THE SECOND tranche of assets purchased by the National Asset Management Agency (Nama) from Anglo Irish Bank does not include some of the bank’s loans to developer Paddy McKillen who is challenging the agency in the courts.
Mr McKillen has loans totalling €800 million with Anglo, which were earmarked for transfer in the second tranche. It’s understood that the transfer of most of his loans to Nama are on hold, pending the outcome of his judicial review against their sale.
The case is due to be heard by the Commercial Court in October.
Nama had originally planned to purchase loans with a face value of €8 billion from Anglo in the second tranche, but the agency yesterday said that it had purchased loans with a face value of €6.75 billion from Anglo, paying €2.57 billion or a discount of 61.9 per cent.
Anglo’s loan transfers completed the second tranche, bringing to €27.2 billion the total loans bought from five institutions – Anglo, AIB, Bank of Ireland, Irish Nationwide Building Society and the Educational Building Society. Nama has paid €14.2 billion for 3,518 loans, representing an average discount of 52.3 per cent across the first two tranches.
The agency plans to purchase loans totalling €81 billion, leaving a further €53.7 billion to be purchased before next February.
Due diligence and the valuation of the third tranche of €12 billion in loans is under way and should be completed by the end of next month, Nama said in a statement.

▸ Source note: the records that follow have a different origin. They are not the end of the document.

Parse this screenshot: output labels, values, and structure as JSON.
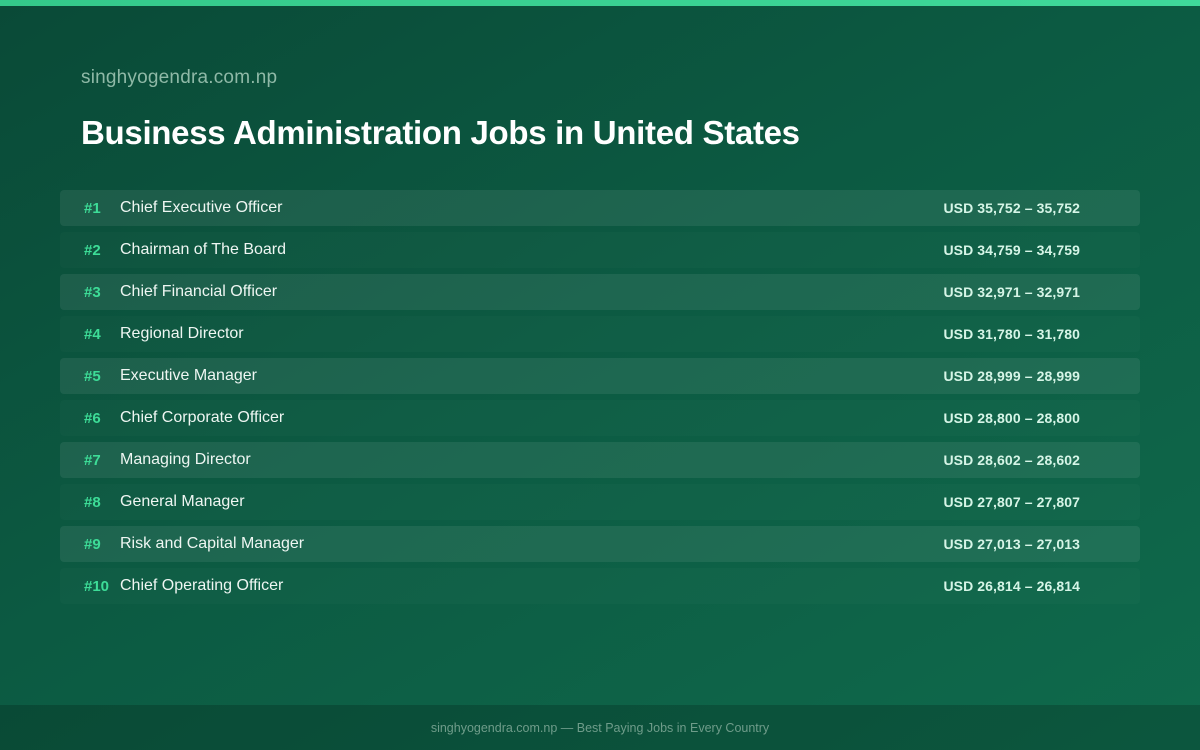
{
  "header": {
    "site_name": "singhyogendra.com.np",
    "title": "Business Administration Jobs in United States"
  },
  "jobs": [
    {
      "rank": "#1",
      "title": "Chief Executive Officer",
      "salary": "USD 35,752 – 35,752"
    },
    {
      "rank": "#2",
      "title": "Chairman of The Board",
      "salary": "USD 34,759 – 34,759"
    },
    {
      "rank": "#3",
      "title": "Chief Financial Officer",
      "salary": "USD 32,971 – 32,971"
    },
    {
      "rank": "#4",
      "title": "Regional Director",
      "salary": "USD 31,780 – 31,780"
    },
    {
      "rank": "#5",
      "title": "Executive Manager",
      "salary": "USD 28,999 – 28,999"
    },
    {
      "rank": "#6",
      "title": "Chief Corporate Officer",
      "salary": "USD 28,800 – 28,800"
    },
    {
      "rank": "#7",
      "title": "Managing Director",
      "salary": "USD 28,602 – 28,602"
    },
    {
      "rank": "#8",
      "title": "General Manager",
      "salary": "USD 27,807 – 27,807"
    },
    {
      "rank": "#9",
      "title": "Risk and Capital Manager",
      "salary": "USD 27,013 – 27,013"
    },
    {
      "rank": "#10",
      "title": "Chief Operating Officer",
      "salary": "USD 26,814 – 26,814"
    }
  ],
  "footer": {
    "text": "singhyogendra.com.np — Best Paying Jobs in Every Country"
  },
  "colors": {
    "background": "#0c5a42",
    "accent": "#3ddc97",
    "top_bar": "#34c98a"
  }
}
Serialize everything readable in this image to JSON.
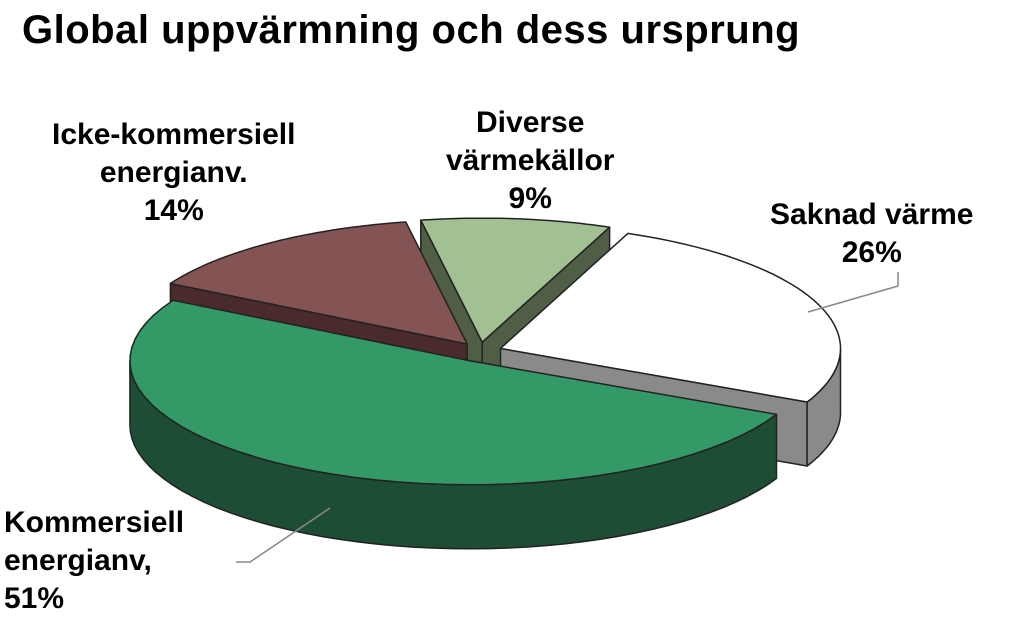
{
  "chart_data": {
    "type": "pie",
    "title": "Global uppvärmning och dess ursprung",
    "slices": [
      {
        "label_lines": [
          "Saknad värme"
        ],
        "percent_label": "26%",
        "value": 26,
        "color": "#ffffff",
        "side_color": "#8a8a8a"
      },
      {
        "label_lines": [
          "Kommersiell",
          "energianv,"
        ],
        "percent_label": "51%",
        "value": 51,
        "color": "#339966",
        "side_color": "#1e4d36"
      },
      {
        "label_lines": [
          "Icke-kommersiell",
          "energianv."
        ],
        "percent_label": "14%",
        "value": 14,
        "color": "#845454",
        "side_color": "#4a2a2a"
      },
      {
        "label_lines": [
          "Diverse",
          "värmekällor"
        ],
        "percent_label": "9%",
        "value": 9,
        "color": "#a2c193",
        "side_color": "#4f5e45"
      }
    ],
    "legend": "none",
    "exploded": true,
    "three_d": true
  }
}
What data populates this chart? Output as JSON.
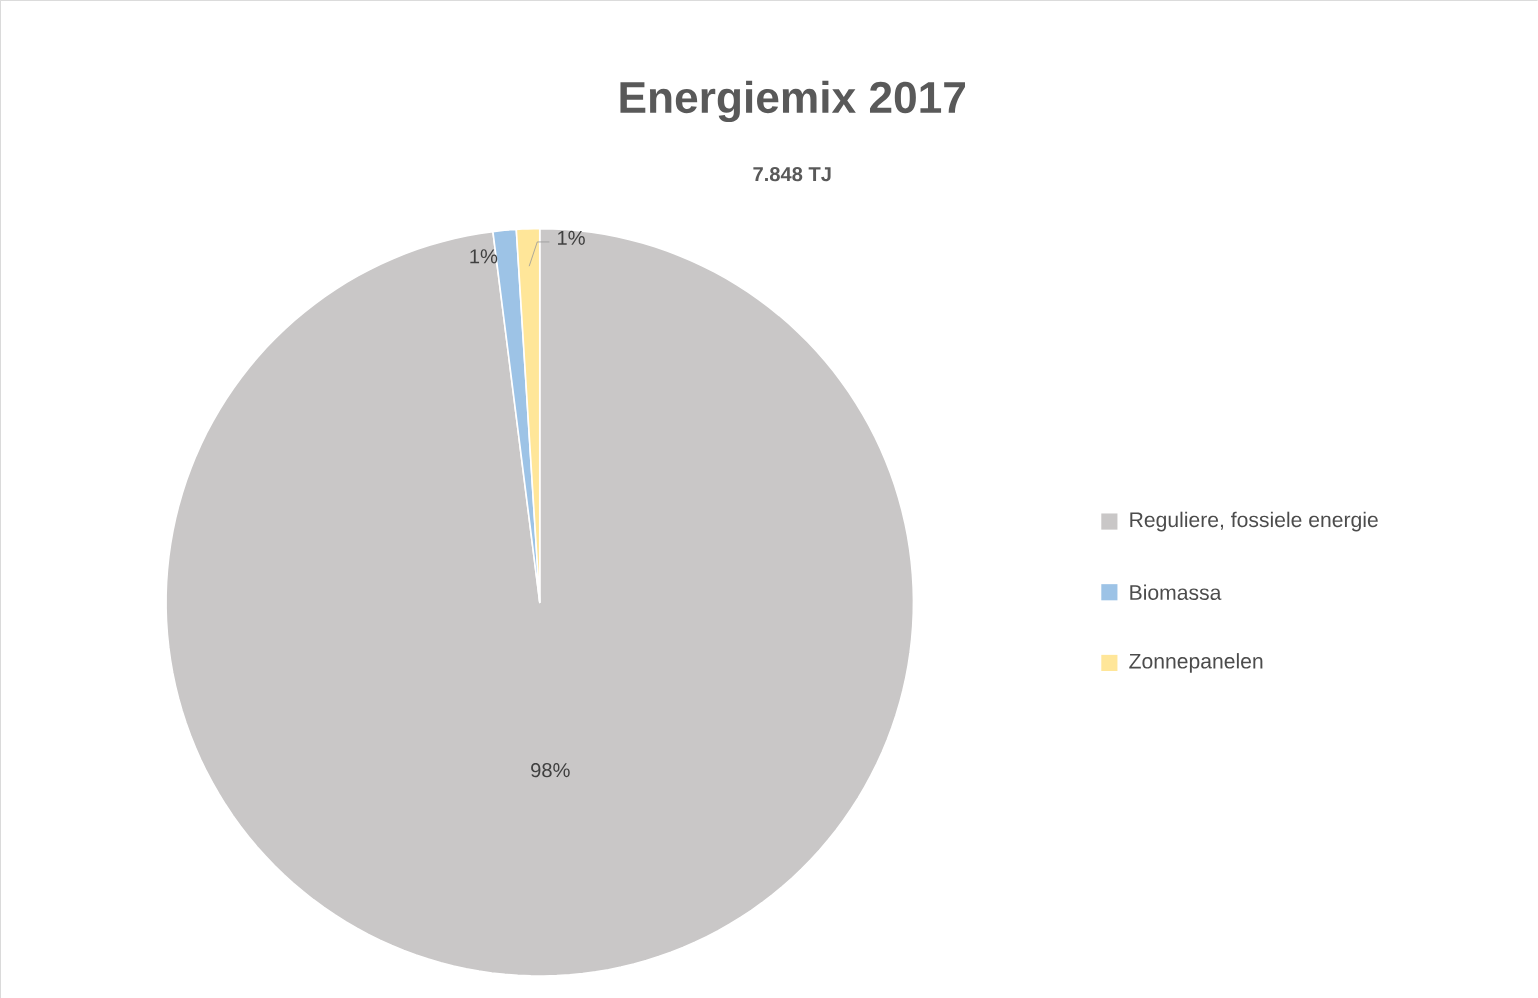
{
  "chart_data": {
    "type": "pie",
    "title": "Energiemix 2017",
    "subtitle": "7.848 TJ",
    "categories": [
      "Reguliere, fossiele energie",
      "Biomassa",
      "Zonnepanelen"
    ],
    "values": [
      98,
      1,
      1
    ],
    "colors": [
      "#c9c7c7",
      "#9dc3e6",
      "#ffe699"
    ],
    "value_labels": [
      "98%",
      "1%",
      "1%"
    ],
    "legend": "right"
  }
}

The higher discount applied to Anglo’s second tranche has led to concerns that the discount on later transfers may be higher again, raising fears that the State-owned bank’s capital needs could rise above the €24.3 billion approved by the European Commission.
Anglo has so far received €14.3 billion from the State – €10.3 billion by way of promissory notes and €4 billion in cash.
The bank is finalising its half-year results to the end of June and the next capital injection required to cover the spiralling loan losses.
The figures, which are due to be published next Tuesday, will take account of both losses on the Nama loans and further impairments on Anglo’s non-Nama loans.
Nama paid €130 million less than the current market value of property backing the loans and some €660 million less than the long-term economic value. The price paid was reduced to account for poor documentation and security, and to cover enforcement costs of recovering loans.
Only EBS was paid in excess of both the current market value and the long-term economic value of property securing its loans.
Loans in Northern Ireland were transferred to Nama for the first time in the second tranche. Some 50 per cent of the €11.93 billion in loans in the tranche were in the Republic of Ireland, 44 per cent were in Britain and the Channel Islands, 3 per cent were in Northern Ireland, 2 per cent were in the US and Canada, and 1 per cent in the rest of the world.
Some 23 per cent of loans were on hotels, compared with 4 per cent in the first tranche. Of some 31 loans secured on hotels, 22 are in Ireland, compared with 17 in the first tranche, including 13 here.